Eric-Emmanuel Schmitt, Lorsque j’étais une oeuvre d’art

Ce roman propose une réflexion sur l’art mais aussi, en filigrane, sur l’esthétique, la question de l’être et du paraître

Qu’est-ce que l’art moderne ?

D
ebout au bord d’une falaise, un jeune homme de vingt ans s’apprête à se suicider. Il se sent inutile. Jusqu’à présent, il a subi sa vie et a vécu dans l’ombre de ses deux frères, des modèles de beauté. Au moment de faire le grand saut, un homme l’interpelle. Cet inconnu lui demande vingt-quatre heures pour le convaincre de continuer à vivre. Le jeune homme accepte ; après tout, il n’a rien à perdre. Que va-t-il gagner ? Une autre vie, un autre corps, inventés de toutes pièces par cet homme, cet artiste, ce peintre-sculpteur profitant du désespoir du jeune homme pour s’approprier son identité. Zeus-Peter Lama, le créateur d’Adam (nom donné par l’artiste à son oeuvre), s’avère être un homme vaniteux, répétant sans cesse que sans lui, l’humanité ne serait pas ce qu’elle est. Il manipule sa création – qui reste, malgré les apparences, un être doué de conscience -, il la traite comme un objet. Jusqu’au jour où celle-ci s’insurge contre son dieu, devenu le diable en personne. Adam va alors se battre pour recouvrer forme humaine, pour redevenir le jeune homme qu’il était avant.
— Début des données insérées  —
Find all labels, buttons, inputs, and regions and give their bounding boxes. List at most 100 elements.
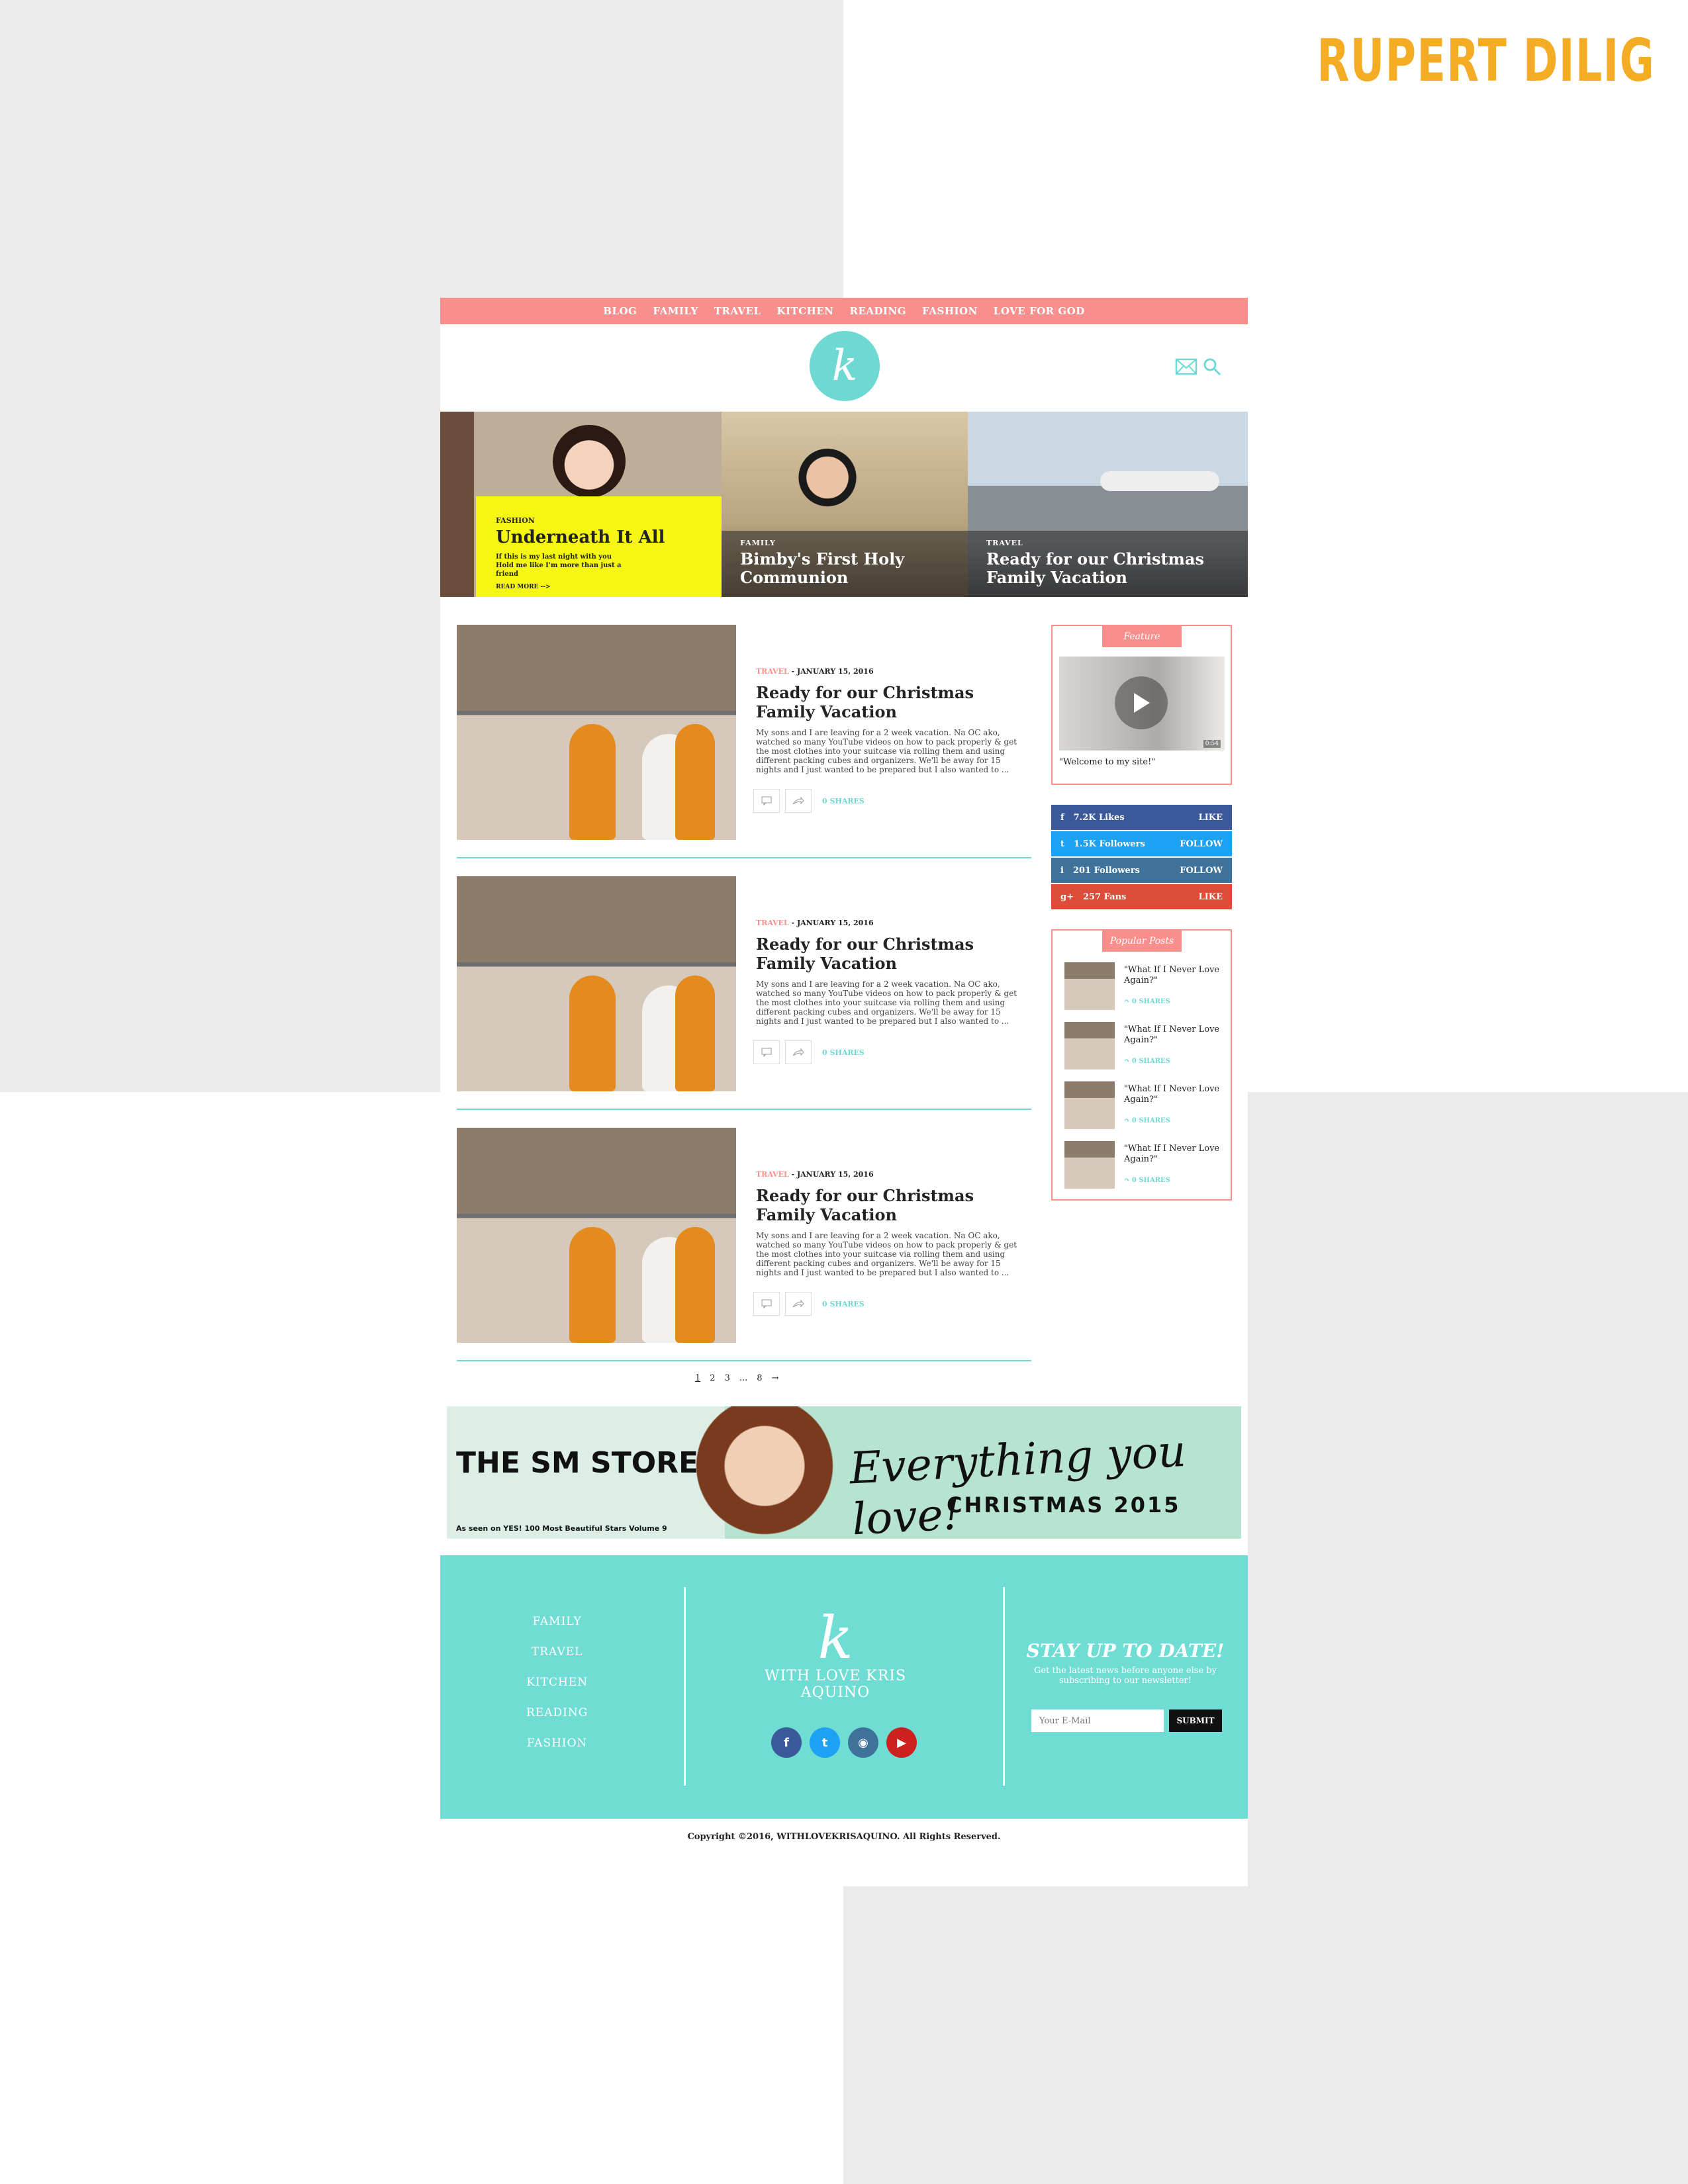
nav-fashion[interactable]: FASHION — [922, 305, 978, 317]
instagram-follow-button[interactable]: FOLLOW — [1180, 866, 1223, 876]
page-3[interactable]: 3 — [725, 1373, 730, 1383]
googleplus-like-button[interactable]: LIKE — [1199, 892, 1223, 902]
submit-button[interactable]: SUBMIT — [1169, 1709, 1222, 1732]
nav-travel[interactable]: TRAVEL — [714, 305, 761, 317]
hero-title[interactable]: Bimby's First Holy Communion — [740, 550, 949, 587]
share-count: 0 SHARES — [1131, 998, 1170, 1005]
pagination: 1 2 3 ... 8 → — [695, 1373, 778, 1383]
hero-title[interactable]: Ready for our Christmas Family Vacation — [986, 550, 1229, 587]
comment-button[interactable] — [753, 1040, 780, 1064]
footer-divider — [1003, 1587, 1005, 1786]
search-icon[interactable] — [1203, 357, 1221, 376]
popular-post-thumb[interactable] — [1064, 962, 1115, 1010]
footer-nav-reading[interactable]: READING — [526, 1706, 588, 1719]
popular-post-title[interactable]: "What If I Never Love Again?" — [1124, 1024, 1223, 1046]
email-field[interactable] — [1031, 1709, 1164, 1732]
post-title[interactable]: Ready for our Christmas Family Vacation — [756, 934, 1021, 973]
popular-post-thumb[interactable] — [1064, 1141, 1115, 1189]
footer-nav-fashion[interactable]: FASHION — [527, 1737, 588, 1750]
comment-button[interactable] — [753, 789, 780, 813]
googleplus-row[interactable]: g+ 257 Fans LIKE — [1051, 884, 1232, 909]
play-icon[interactable] — [1115, 676, 1168, 729]
popular-post-title[interactable]: "What If I Never Love Again?" — [1124, 1084, 1223, 1105]
site-logo[interactable]: k — [810, 331, 880, 401]
facebook-like-button[interactable]: LIKE — [1199, 813, 1223, 823]
page-8[interactable]: 8 — [757, 1373, 762, 1383]
mail-icon[interactable] — [1175, 357, 1197, 376]
popular-post-title[interactable]: "What If I Never Love Again?" — [1124, 965, 1223, 986]
popular-post-item[interactable]: "What If I Never Love Again?" ↷ 0 SHARES — [1064, 1022, 1223, 1075]
feature-video[interactable]: 0:54 — [1059, 657, 1225, 751]
share-icon — [792, 1048, 804, 1056]
nav-blog[interactable]: BLOG — [603, 305, 637, 317]
twitter-follow-button[interactable]: FOLLOW — [1180, 839, 1223, 849]
hero-category: TRAVEL — [986, 539, 1023, 547]
post-image[interactable] — [457, 876, 736, 1091]
next-page-arrow[interactable]: → — [772, 1373, 779, 1383]
post-image[interactable] — [457, 1128, 736, 1343]
youtube-icon[interactable]: ▶ — [886, 1727, 917, 1758]
popular-post-item[interactable]: "What If I Never Love Again?" ↷ 0 SHARES — [1064, 962, 1223, 1015]
post-actions: 0 SHARES — [753, 1040, 865, 1064]
popular-post-thumb[interactable] — [1064, 1022, 1115, 1069]
share-button[interactable] — [785, 1040, 812, 1064]
post-image[interactable] — [457, 625, 736, 840]
popular-post-title[interactable]: "What If I Never Love Again?" — [1124, 1144, 1223, 1165]
facebook-icon: f — [1060, 812, 1064, 823]
nav-family[interactable]: FAMILY — [653, 305, 698, 317]
widget-header: Feature — [1102, 626, 1182, 647]
share-count: 0 SHARES — [822, 796, 865, 805]
post-category[interactable]: TRAVEL — [756, 667, 789, 676]
post-card: TRAVEL - JANUARY 15, 2016 Ready for our … — [457, 625, 1031, 876]
airplane-shape — [1100, 471, 1219, 491]
hero-category: FASHION — [496, 516, 535, 525]
read-more-link[interactable]: READ MORE --> — [496, 584, 702, 590]
post-card: TRAVEL - JANUARY 15, 2016 Ready for our … — [457, 876, 1031, 1128]
twitter-icon[interactable]: t — [810, 1727, 840, 1758]
comment-button[interactable] — [753, 1292, 780, 1316]
facebook-row[interactable]: f 7.2K Likes LIKE — [1051, 805, 1232, 830]
post-excerpt: My sons and I are leaving for a 2 week v… — [756, 1231, 1017, 1277]
hero-panel-family[interactable]: FAMILY Bimby's First Holy Communion — [722, 412, 968, 597]
newsletter: STAY UP TO DATE! Get the latest news bef… — [1016, 1640, 1235, 1686]
nav-love-for-god[interactable]: LOVE FOR GOD — [994, 305, 1085, 317]
footer-nav-kitchen[interactable]: KITCHEN — [526, 1676, 588, 1689]
popular-posts-widget: Popular Posts "What If I Never Love Agai… — [1051, 929, 1232, 1201]
facebook-icon[interactable]: f — [771, 1727, 802, 1758]
post-title[interactable]: Ready for our Christmas Family Vacation — [756, 683, 1021, 721]
hero-title[interactable]: Underneath It All — [496, 527, 702, 547]
footer-nav-family[interactable]: FAMILY — [533, 1615, 582, 1628]
footer-nav-travel[interactable]: TRAVEL — [532, 1645, 583, 1659]
post-category[interactable]: TRAVEL — [756, 1170, 789, 1179]
page-1[interactable]: 1 — [695, 1373, 700, 1383]
post-category[interactable]: TRAVEL — [756, 919, 789, 927]
post-divider — [457, 857, 1031, 858]
copyright: Copyright ©2016, WITHLOVEKRISAQUINO. All… — [687, 1832, 1001, 1842]
post-actions: 0 SHARES — [753, 789, 865, 813]
post-date: - JANUARY 15, 2016 — [788, 919, 874, 927]
post-actions: 0 SHARES — [753, 1292, 865, 1316]
instagram-row[interactable]: i 201 Followers FOLLOW — [1051, 858, 1232, 883]
ad-banner[interactable]: THE SM STORE As seen on YES! 100 Most Be… — [447, 1406, 1241, 1545]
post-list: TRAVEL - JANUARY 15, 2016 Ready for our … — [457, 625, 1031, 1379]
popular-post-thumb[interactable] — [1064, 1081, 1115, 1129]
banner-season: CHRISTMAS 2015 — [947, 1492, 1181, 1518]
share-button[interactable] — [785, 1292, 812, 1316]
popular-post-shares: ↷ 0 SHARES — [1124, 1177, 1170, 1184]
newsletter-title: STAY UP TO DATE! — [1026, 1640, 1225, 1662]
share-button[interactable] — [785, 789, 812, 813]
hero-panel-travel[interactable]: TRAVEL Ready for our Christmas Family Va… — [968, 412, 1248, 597]
page-2[interactable]: 2 — [710, 1373, 715, 1383]
footer-logo-letter: k — [818, 1604, 853, 1672]
twitter-row[interactable]: t 1.5K Followers FOLLOW — [1051, 831, 1232, 856]
instagram-icon[interactable]: ◉ — [848, 1727, 878, 1758]
nav-reading[interactable]: READING — [849, 305, 906, 317]
footer-logo[interactable]: k WITH LOVE KRIS AQUINO — [746, 1604, 925, 1702]
popular-post-item[interactable]: "What If I Never Love Again?" ↷ 0 SHARES — [1064, 1081, 1223, 1134]
feature-widget: Feature 0:54 "Welcome to my site!" — [1051, 625, 1232, 785]
hero-panel-fashion[interactable]: FASHION Underneath It All If this is my … — [440, 412, 722, 597]
post-title[interactable]: Ready for our Christmas Family Vacation — [756, 1186, 1021, 1224]
popular-post-item[interactable]: "What If I Never Love Again?" ↷ 0 SHARES — [1064, 1141, 1223, 1194]
nav-kitchen[interactable]: KITCHEN — [777, 305, 834, 317]
site-header: k — [440, 324, 1248, 412]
Qu’est-ce que l’art moderne ? Une discipline difficile à définir, aux contours flous, aussi vagues que l’identité du héros. Quelle est l’apparence physique du jeune homme ? Avant l’opération ? Après l’opération ? De quelle couleur sont ses cheveux ? Quelle est la forme de son visage ? De son corps ? Rien. On ne saura rien de lui, pas même son prénom d’origine, avant la fin du livre. Partant, le lecteur est libre d’imaginer le héros de manière subjective, à l’instar d’un visiteur interprétant le sens d’une oeuvre d’art exposée dans un musée. Le jeune homme se construit grâce au regard des autres. Et la rencontre avec un artiste, un peintre aveugle aux valeurs opposées à celles de Zeus-Peter Lama, ne cherchant ni la gloire, ni l’argent, va aider le héros à reprendre goût à la vie, à se découvrir, à s’apprécier, à aimer l’autre et à désirer reprendre forme humaine. Lorsqu’il regarde cet aveugle peindre l’invisible, cela donne lieu à un passage d’une grande poésie – un des rares moments du récit, avec les quelques pages finales, où l’on quitte le côté dramatique de l’ouvrage, où l’on voyage dans un espace de liberté.

Ce roman propose une réflexion sur l’art, surtout, mais aussi, en filigrane, sur l’esthétique, la question de l’être et du paraître, la connaissance de soi, la liberté, la religion… Qu’est-ce que l’art moderne ? Toute idée nouvelle peut-elle en faire partie ? L’excentricité suffit-elle pour élever un objet au rang d’œuvre d’art ? Eric-Emmanuel Schmitt offre une critique de l’art contemporain à travers une histoire rocambolesque, justement, mettant en scène des personnages extravagants. Par moments, le récit confine à l’impossible, à l’incroyable. Néanmoins, cette distance, calculée par Eric-Emmanuel Schmitt, permet au lecteur d’avoir le recul nécessaire pour saisir le point de vue philosophique de l’auteur. Et cela fonctionne bien.

la redaction

   
 

 Eric-Emmanuel Schmitt, Lorsque j’étais une oeuvre d’art, Albin Michel, 2002, 289 p. – 18,00 €.